Sperava di scappare dalla sicura furia del marito, ma con orrore si rese conto che purtroppo era inutile: ormai erano state raggiunte. Allora si fermò, si girò verso di lui e si preparò al peggio. Spinse Anna dietro a sé con fare protettivo, anche se sapeva che Toni non avrebbe mai toccato la figlia: la violenza era riservata sempre ed esclusivamente a lei. 

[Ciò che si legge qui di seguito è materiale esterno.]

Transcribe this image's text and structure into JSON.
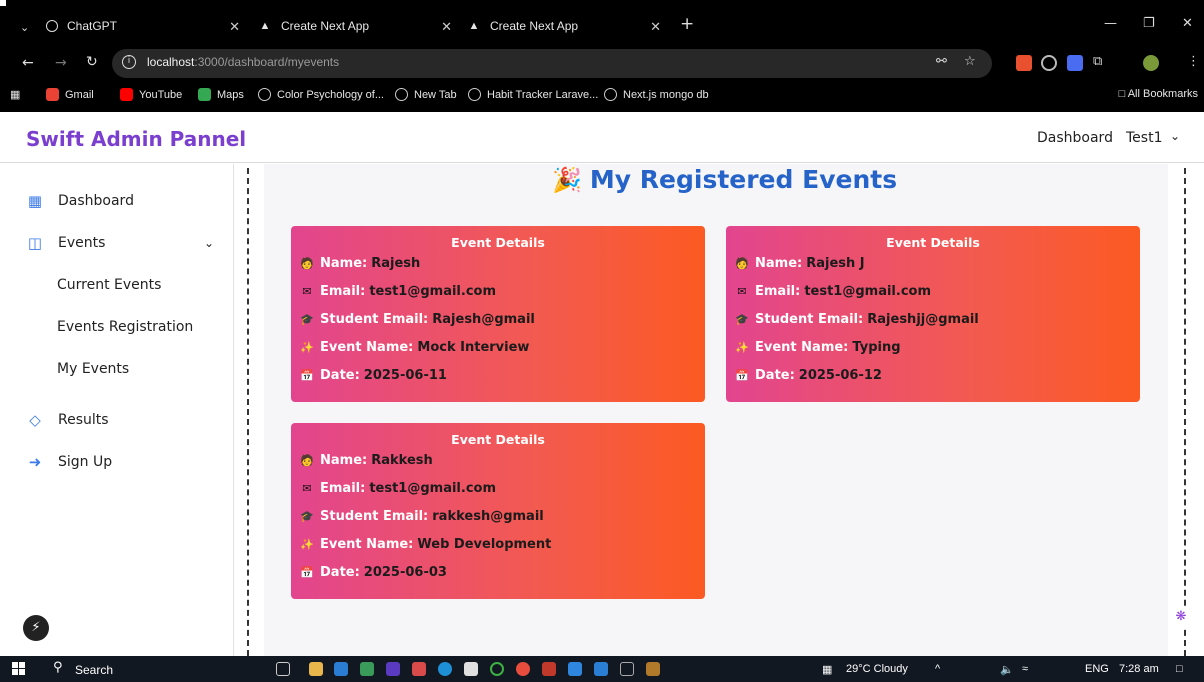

Quando questi le arrivò vicino scaraventò a terra la bicicletta e le si buttò contro. «Dove credevi di andare? Brutta cagna schifosa!» La prese prima per i capelli, poi la schiaffeggiò e la riempì di pugni. 
«Lasciami stare!» gridava Stella. «Mi fai male, lasciami!» 
La rabbia e l’alcool avevano offuscato la mente di Toni che continuava a colpire, a colpire e colpire ancora. 
Anna piangeva seduta per terra, tutta raggomitolata su se stessa, con le ginocchia contro il petto, le braccia attorno alle gambe e la testa china. 
«Ma cosa sta facendo? Non si vergogna?» gridarono a gran voce tre giovani che, arrivando in bicicletta, avevano visto la scena e si erano fermati sbalorditi. «La smetta!» 
«Non immischiatevi», sibilò Toni. «Non sono affari vostri!» 
«Ma come fa a picchiare una donna così? E davanti a una bambina, per giunta. Si vergogni!» 
Toni si fermò e guardò Anna che nel sentire quelle voci aveva sollevato la testa e singhiozzava osservandolo sconvolta. 
Lasciò quindi andare Stella, che in quel momento tratteneva per i capelli, e abbassò le braccia facendole cadere inerti lungo il corpo. 
Stella appena libera si avvicinò alla figlia e l’abbracciò per cercare di calmarla. Questa le mise le braccia al collo stringendosi forte a lei. La stretta della piccola le provocò un lancinante dolore alla spalla. 
Il naso le sanguinava e sentiva che l’occhio destro piano piano si stava gonfiando.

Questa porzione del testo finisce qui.